3. Assess Probability and Consequence

For each risk, you assess two things on a scale (e.g. 1-5):

  • Probability: How likely is this to happen?
  • Consequence: How serious is it if it happens?

Risk Value = Probability × Consequence

Risk Probability (1-5) Consequence (1-5) Risk Value
Disk Failure 3 4 12
Ransomware 2 5 10
Phishing 4 3 12
Power Outage 2 3 6
Misconfiguration 3 3 9

The higher the risk value, the more priority you should give to the measures.

Risikomatrise

A risk matrix visually displays this with colors:

  • 🟢 Low (1-6): Acceptable risk, but keep an eye on it
  • 🟡 Medium (7-14): Should have measures in place
  • 🔴 High (15-25): Requires immediate action

4. Propose Measures

For each risk with high or medium value, propose measures:

Risk Measure
Disk failure Backup (3-2-1 rule), RAID on servers
Ransomware Updates, offline backup, training
Phishing Awareness, MFA, email filtering
Misconfiguration Documentation, change log, snapshot before change

5. Document and Follow Up

The risk analysis is not a one-time exercise.
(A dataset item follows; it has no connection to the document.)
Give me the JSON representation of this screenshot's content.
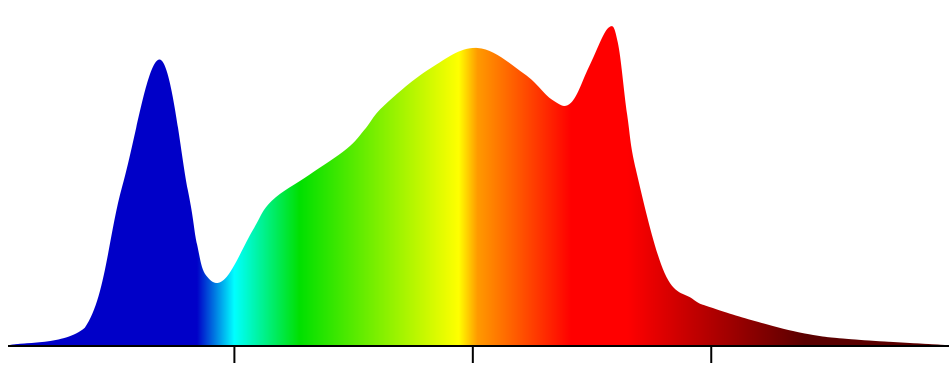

Write it down, share it with the team, and review it regularly (e.g., every six months or after an incident).

Medium Task 1 - Perform a Mini-Risk Analysis

Choose a system you are familiar with (e.g., your own PC, a VM you have set up, or the school network) and go through the steps:

  1. List 3-5 values (what is important?)
  2. Identify 3-5 risks (what can go wrong?)
  3. Give each item a probability and consequence (1-5)
  4. Suggest measures for those with the highest risk value

Use a spreadsheet or a simple table in Markdown.

Summary

  • A risk analysis helps you prioritize security measures
  • The steps are: value assessment, risk identification, assessment of probability/consequence, measures and documentation
  • Risk value = probability × consequence
  • Risk analysis is not a one-time exercise, it should be updated regularly

You can download a risk assessment template from Datatilsynet.